Core vacancy rates remain very low however, with Paris CBD (2.3%), Cologne (3.0%), Berlin (3.1%), and Stockholm (3.6%) significantly undersupplied, with some prime rental growth likely to be achieved. Development pipelines have also become more modest in many markets, and those occupiers with lease expiries in 2025/26 will begin their occupational searches early, or be forced to regear.
Prime European office rents rose by an average of 5.1% over the past 12 months. Munich (+16%), Prague (+13%), Dusseldorf (+12%), London West End (+11%) and Amsterdam (+10%) prime rents rose at the fastest rate, driven by an undersupply of prime stock and a more limited development pipeline.
Occupier preferences for higher quality, energy efficient space in prime CBD locations, and new regulations on minimum energy performance certificate (EPC) ratings are also supporting rental tone. As a comparison, secondary CBD rents only rose by 3.7% over the same period.
Feature: lease incentives
How do lease incentives compare across European office markets?

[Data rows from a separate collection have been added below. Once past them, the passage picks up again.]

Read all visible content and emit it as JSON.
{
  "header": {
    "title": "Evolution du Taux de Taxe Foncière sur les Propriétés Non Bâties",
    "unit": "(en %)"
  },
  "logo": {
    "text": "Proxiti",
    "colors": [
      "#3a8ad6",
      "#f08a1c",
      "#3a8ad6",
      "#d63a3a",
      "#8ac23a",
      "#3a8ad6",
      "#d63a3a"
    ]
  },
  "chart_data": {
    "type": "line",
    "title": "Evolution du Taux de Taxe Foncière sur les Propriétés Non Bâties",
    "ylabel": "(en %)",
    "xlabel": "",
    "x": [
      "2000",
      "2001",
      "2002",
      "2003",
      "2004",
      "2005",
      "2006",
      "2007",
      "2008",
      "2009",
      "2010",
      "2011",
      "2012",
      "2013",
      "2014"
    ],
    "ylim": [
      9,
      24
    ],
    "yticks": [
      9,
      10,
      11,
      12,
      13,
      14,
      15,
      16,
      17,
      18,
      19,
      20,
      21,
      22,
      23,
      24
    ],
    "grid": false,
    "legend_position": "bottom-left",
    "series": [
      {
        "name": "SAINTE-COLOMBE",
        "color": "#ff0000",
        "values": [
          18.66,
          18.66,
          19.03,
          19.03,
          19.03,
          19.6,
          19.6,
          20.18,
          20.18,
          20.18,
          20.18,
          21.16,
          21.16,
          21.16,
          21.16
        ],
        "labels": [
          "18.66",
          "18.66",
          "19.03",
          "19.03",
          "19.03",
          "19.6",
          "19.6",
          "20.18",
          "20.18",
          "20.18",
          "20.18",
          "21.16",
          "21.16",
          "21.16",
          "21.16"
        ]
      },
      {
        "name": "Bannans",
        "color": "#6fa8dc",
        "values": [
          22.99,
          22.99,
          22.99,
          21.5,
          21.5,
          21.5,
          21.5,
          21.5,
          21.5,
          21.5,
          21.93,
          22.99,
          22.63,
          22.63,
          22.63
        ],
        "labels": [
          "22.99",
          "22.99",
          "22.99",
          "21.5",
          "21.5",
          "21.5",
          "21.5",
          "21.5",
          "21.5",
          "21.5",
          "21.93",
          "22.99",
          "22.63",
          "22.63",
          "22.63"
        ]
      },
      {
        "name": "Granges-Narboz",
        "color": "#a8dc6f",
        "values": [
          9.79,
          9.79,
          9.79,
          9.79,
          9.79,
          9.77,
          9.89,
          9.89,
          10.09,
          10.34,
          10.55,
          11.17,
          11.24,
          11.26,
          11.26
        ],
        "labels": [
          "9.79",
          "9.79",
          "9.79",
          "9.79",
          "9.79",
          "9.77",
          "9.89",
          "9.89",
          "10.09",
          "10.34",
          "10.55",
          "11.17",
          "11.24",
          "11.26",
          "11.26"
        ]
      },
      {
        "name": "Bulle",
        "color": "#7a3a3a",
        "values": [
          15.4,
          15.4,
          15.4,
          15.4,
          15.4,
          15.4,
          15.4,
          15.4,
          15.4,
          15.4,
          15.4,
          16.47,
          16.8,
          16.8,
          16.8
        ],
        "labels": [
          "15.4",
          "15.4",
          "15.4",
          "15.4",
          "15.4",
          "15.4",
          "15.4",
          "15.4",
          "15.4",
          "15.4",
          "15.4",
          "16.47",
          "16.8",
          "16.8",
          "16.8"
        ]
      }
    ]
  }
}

Following a strong year in office leasing, lease incentives in prime CBD markets stabilised, although with varying trends across the continent.
European office lease incentives remained stable between Q1 2022 and Q4 2022, at 10.3% of total lease value. In 2019 the average rent-free period was 7% of total lease value, indicating that lease incentives are still some way from pre-pandemic levels.
Among many markets, lease incentives fell as vacancy rates stabilised, and a shift to prime locations is taking place. London WE and City lease incentives both fell, reflecting both a shortage of best-in-class supply and a regulatory cliff edge of minimum EPC B by 2030 as ESG remains a key focus for both landlords and tenants. Low vacancy rates in Munich and Paris CBD also reduced lease incentives.
Conversely, Paris La Défense is an interesting outlier, standing out from the European trend as lease incentives increased from 30% to 35% of lease value, reflecting an occupier shift to more mixed-use, well-connected locations, such as Paris CBD. Whilst in Berlin, lease incentives increased from 0.6% to 4.5% of lease value, reflecting a more active development pipeline during 2023/24.
Dublin maintains a lease incentive of 8%, unchanged from Q1 2022, as vacancy rates rose to 12.5% in Q4 2022. Amsterdam’s lease incentives were also stable, at 10% of lease value, whilst in Stockholm, there is now no lease incentive on prime stock for standard three-year leases.
Average conventional lease lengths remain largely in line, although do vary across the board, with three-/five-year leases more commonplace in mainland Europe and ten-year leases in the UK and Ireland.
Landlords are also offering alternative solutions to incentive tenants looking to sign new leases. According to the latest Savills Prime Office Costs survey, European fitout costs have increased by an average 14% over the last year due to increasing material and labour costs. Occupiers are holding off on committing to fitouts costs. As a result, the level of fitout contribution from landlords is rising in Prague, for example, although local market practices vary depending on whether the fitout is usually paid for by tenant or landlord.